I Replaced My Side Project Backend with AI — Here’s What Broke First

Published: (December 24, 2025 at 11:56 AM EST)
2 min read
Source: Dev.to

Source: Dev.to

Experiment Overview

If you’ve been on the internet for more than five minutes lately, someone has probably told you:

“Bro, AI can write your entire backend now.”

I decided to run a small experiment: Could I replace most of my side‑project backend logic with AI‑generated code and prompts?

Short answer: yes.
Result: oh no.

The Side Project

  • Simple backend (CRUD + auth + notifications)
  • Nothing fancy, just something that worked
  • Stack: REST APIs, database, some business rules that had “grown organically”

The Plan

  1. Use AI to generate controllers, services, and some validation logic.
  2. “Clean it up later” (famous last words).
  3. Move fast, break things — preferably not in production.

Assumptions

  • AI is amazing at writing code.
  • AI is terrible at understanding your assumptions.

Example

Prompt: “Generate an endpoint to send notifications.”
AI response: “Sure, I’ll retry failed notifications infinitely.”

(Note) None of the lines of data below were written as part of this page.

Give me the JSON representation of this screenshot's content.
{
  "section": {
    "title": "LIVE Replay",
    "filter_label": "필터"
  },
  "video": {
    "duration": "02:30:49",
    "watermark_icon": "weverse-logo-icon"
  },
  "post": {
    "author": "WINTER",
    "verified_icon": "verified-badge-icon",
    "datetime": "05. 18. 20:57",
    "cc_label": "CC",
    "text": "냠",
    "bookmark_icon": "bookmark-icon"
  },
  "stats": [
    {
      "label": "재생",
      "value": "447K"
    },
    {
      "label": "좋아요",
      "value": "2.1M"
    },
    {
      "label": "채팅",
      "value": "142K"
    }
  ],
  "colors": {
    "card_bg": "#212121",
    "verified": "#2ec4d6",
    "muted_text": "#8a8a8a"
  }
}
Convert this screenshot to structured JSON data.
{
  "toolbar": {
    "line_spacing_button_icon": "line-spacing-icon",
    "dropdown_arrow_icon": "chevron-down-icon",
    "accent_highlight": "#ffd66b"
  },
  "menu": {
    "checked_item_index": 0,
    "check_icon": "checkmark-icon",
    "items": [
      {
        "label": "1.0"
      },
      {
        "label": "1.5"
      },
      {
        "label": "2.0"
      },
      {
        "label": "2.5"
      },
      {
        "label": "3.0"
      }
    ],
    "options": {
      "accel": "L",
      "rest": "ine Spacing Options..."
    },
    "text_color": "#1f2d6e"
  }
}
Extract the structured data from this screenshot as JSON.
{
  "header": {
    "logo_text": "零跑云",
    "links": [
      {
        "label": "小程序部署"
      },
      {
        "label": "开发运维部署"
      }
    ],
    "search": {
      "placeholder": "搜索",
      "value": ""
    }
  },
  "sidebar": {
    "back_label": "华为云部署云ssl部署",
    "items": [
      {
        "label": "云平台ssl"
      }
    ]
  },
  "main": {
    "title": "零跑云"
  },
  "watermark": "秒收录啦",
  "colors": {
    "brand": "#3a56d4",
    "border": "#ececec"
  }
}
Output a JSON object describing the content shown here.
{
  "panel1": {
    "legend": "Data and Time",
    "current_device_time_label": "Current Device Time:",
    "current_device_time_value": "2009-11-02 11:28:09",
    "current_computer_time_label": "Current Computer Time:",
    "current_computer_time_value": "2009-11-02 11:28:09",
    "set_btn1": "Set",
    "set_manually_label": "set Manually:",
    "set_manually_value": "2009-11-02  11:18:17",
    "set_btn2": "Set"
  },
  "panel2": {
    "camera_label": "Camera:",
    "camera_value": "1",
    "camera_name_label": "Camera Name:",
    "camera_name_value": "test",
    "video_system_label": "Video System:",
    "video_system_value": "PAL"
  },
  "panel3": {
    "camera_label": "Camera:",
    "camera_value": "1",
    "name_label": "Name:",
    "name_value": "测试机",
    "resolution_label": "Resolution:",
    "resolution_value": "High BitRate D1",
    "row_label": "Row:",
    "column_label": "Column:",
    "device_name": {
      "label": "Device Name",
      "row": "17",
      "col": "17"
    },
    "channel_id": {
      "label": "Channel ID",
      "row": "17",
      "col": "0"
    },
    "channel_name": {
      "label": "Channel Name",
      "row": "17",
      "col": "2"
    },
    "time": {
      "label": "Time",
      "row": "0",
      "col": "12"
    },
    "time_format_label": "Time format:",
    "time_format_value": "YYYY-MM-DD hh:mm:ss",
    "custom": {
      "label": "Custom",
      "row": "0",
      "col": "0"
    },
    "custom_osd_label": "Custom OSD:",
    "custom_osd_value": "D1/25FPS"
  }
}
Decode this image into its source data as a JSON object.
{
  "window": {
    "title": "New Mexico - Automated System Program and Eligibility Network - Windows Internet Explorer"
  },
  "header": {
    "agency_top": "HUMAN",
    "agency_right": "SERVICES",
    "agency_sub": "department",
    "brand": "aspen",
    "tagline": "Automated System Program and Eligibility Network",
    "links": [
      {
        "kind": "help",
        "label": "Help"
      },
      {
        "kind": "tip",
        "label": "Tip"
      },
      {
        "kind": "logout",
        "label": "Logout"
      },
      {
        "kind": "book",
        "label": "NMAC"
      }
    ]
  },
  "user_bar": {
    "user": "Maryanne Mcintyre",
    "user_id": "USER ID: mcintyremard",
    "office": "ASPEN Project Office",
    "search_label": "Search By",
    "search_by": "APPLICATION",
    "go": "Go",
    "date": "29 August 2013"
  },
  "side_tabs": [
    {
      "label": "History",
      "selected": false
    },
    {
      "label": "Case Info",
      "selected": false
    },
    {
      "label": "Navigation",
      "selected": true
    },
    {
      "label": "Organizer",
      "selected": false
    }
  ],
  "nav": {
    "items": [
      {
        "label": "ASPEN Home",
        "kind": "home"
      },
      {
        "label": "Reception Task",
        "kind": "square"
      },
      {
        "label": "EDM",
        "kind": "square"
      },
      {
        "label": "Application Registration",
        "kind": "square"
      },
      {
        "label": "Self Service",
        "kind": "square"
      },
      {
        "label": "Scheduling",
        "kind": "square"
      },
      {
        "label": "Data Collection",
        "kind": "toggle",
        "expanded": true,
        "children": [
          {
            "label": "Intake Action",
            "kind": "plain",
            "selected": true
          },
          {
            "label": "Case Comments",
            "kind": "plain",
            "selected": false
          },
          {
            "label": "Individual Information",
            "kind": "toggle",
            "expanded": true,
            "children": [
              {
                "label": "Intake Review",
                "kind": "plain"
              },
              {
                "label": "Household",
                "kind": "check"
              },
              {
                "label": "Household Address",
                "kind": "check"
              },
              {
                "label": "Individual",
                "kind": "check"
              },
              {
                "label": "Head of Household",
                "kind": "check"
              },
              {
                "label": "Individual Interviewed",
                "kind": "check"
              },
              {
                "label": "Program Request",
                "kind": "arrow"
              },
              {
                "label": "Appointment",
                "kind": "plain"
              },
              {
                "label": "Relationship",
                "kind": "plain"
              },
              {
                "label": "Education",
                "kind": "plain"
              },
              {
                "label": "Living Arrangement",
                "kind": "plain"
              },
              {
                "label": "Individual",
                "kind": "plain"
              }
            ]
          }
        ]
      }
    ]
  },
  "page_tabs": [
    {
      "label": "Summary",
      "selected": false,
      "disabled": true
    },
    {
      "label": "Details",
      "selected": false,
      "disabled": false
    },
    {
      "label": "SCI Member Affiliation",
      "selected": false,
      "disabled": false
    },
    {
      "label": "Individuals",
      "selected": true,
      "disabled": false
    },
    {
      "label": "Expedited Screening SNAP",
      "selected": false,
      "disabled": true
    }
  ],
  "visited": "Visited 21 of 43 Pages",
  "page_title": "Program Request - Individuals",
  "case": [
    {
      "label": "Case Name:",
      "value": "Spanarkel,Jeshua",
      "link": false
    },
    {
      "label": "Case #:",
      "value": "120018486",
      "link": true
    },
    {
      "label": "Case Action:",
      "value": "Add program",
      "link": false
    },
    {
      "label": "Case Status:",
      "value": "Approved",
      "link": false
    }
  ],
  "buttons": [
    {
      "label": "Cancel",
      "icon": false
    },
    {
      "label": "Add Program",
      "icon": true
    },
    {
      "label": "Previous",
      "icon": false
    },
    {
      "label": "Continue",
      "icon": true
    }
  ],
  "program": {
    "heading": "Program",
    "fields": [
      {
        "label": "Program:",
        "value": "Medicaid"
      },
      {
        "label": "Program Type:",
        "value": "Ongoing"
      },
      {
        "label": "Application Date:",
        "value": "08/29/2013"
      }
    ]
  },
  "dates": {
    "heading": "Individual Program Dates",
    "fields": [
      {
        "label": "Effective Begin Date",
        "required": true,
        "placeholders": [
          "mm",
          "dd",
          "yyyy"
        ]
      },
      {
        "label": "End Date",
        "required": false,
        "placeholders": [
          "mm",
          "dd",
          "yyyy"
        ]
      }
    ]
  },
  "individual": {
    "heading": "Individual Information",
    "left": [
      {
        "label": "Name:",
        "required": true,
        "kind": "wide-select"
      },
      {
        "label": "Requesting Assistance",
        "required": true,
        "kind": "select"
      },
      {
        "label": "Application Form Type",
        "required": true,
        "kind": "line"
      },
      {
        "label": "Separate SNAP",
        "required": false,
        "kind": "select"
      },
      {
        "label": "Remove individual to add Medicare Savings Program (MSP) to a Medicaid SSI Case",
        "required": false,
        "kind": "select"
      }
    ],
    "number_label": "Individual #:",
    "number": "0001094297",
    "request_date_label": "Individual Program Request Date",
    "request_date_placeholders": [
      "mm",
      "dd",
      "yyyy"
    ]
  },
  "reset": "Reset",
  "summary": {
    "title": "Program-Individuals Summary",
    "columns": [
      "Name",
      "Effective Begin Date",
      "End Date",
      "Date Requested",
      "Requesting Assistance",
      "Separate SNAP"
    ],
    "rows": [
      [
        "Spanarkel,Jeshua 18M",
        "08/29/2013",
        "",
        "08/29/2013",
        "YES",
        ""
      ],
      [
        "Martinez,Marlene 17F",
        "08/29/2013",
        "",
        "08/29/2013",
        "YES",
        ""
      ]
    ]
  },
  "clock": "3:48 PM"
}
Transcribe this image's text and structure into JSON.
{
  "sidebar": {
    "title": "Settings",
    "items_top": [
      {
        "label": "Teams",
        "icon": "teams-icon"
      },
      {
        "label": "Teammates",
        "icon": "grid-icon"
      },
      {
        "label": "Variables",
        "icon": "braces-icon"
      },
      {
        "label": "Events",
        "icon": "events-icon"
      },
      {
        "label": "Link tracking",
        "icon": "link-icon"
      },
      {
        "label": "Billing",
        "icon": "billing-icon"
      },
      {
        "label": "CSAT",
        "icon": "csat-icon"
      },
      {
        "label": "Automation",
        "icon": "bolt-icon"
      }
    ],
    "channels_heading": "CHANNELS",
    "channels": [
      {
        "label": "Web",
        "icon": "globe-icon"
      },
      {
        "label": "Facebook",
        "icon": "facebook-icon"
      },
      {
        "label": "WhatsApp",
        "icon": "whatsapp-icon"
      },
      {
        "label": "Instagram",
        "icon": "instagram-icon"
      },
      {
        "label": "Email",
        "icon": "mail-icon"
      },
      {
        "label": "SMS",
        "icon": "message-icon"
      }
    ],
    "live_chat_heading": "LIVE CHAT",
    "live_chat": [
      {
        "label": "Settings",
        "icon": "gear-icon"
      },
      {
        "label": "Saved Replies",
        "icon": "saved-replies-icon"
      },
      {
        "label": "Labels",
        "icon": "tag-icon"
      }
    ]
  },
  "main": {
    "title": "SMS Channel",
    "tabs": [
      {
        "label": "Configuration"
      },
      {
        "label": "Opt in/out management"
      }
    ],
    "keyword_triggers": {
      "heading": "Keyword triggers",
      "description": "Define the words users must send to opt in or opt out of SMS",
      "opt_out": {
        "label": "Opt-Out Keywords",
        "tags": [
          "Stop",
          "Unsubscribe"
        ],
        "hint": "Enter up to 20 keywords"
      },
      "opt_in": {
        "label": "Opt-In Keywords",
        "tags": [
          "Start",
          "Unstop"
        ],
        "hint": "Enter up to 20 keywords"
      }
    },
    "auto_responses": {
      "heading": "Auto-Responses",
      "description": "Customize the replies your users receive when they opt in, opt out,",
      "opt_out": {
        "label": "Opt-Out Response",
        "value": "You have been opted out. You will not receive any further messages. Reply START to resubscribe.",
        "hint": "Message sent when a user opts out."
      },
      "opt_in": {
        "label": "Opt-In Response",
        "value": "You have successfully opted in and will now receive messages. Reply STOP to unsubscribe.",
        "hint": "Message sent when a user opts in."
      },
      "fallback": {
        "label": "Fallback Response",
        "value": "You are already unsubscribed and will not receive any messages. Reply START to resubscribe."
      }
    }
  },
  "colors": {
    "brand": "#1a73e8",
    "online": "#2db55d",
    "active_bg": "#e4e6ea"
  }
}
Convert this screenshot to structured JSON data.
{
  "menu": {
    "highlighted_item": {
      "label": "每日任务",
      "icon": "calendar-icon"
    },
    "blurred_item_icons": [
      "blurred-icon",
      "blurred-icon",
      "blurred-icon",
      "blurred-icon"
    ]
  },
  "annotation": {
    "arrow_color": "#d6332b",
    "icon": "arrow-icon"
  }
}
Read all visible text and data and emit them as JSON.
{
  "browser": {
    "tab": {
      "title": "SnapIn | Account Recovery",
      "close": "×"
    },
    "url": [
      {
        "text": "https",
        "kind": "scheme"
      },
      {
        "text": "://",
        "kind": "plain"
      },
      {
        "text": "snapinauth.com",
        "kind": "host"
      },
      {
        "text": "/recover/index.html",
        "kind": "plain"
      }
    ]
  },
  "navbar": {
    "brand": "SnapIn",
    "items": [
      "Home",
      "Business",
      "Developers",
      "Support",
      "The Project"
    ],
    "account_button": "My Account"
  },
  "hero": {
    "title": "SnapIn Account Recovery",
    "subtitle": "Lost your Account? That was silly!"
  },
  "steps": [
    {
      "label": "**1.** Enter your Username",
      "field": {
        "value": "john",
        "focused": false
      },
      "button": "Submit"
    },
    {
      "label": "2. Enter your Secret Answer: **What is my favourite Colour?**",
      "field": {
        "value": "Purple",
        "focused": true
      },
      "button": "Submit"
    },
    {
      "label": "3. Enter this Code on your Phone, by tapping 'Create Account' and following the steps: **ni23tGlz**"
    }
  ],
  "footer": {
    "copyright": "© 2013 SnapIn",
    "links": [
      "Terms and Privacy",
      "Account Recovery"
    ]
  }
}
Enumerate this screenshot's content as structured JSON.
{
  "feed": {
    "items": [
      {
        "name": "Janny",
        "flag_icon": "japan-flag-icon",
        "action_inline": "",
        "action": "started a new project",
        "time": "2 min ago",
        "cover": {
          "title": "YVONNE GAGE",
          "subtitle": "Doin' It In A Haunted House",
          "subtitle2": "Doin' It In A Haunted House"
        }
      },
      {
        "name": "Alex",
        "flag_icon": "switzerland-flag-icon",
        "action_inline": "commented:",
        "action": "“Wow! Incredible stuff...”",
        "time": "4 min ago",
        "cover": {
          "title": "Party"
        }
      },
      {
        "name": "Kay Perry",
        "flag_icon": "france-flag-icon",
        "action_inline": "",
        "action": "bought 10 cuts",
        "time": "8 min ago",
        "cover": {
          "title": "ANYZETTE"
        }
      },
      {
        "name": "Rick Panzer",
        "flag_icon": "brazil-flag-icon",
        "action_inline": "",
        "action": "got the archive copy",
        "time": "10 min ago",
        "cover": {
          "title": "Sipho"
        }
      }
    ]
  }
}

Result: infinite retries, no back‑off, no limits, no circuit breaker. AI assumes:

  • Network calls always recover.
  • External systems are friendly.
  • Rate limits are a suggestion.

Reality disagrees.

Security (Quietly)

Nothing crashed, which made it even scarier. AI happily:

  • Exposed internal IDs.
  • Logged sensitive payloads.
  • Skipped edge‑case auth checks because “it looked redundant”.

The code was clean… invisible.

Lesson learned: If you don’t explicitly say “this is security‑sensitive”, AI treats it like a tutorial.

Business‑Logic Nuance

I asked AI to “validate whether a user is eligible for an action.”

AI:

  • Checked basic conditions.
  • Missed why those conditions existed in the first place.

Humans encode intent in ugly if‑statements and patterns. That difference matters more than I expected.

The Twist

AI excelled at:

  • Boilerplate (DTOs, mappers).
  • Test‑case scaffolding.
  • Explaining my own code back to me.

It didn’t replace me.

Recommendations

If you’re tempted to try this (and you should, at least once):

✅ Use AI for

  • Skeletons.
  • Repetitive logic.
  • Tests.
  • Documentation.

🚫 Don’t blindly trust AI for

  • Auth.
  • Retries.
  • Money‑related logic.
  • Edge cases that exist because of a specific historical incident (e.g., “this edge case only exists because of a 2021 incident”).

Bottom line: AI is a brilliant intern, not your tech lead. My overconfidence broke the backend, not the AI itself. With better prompts and more tests, the outcome could be very different.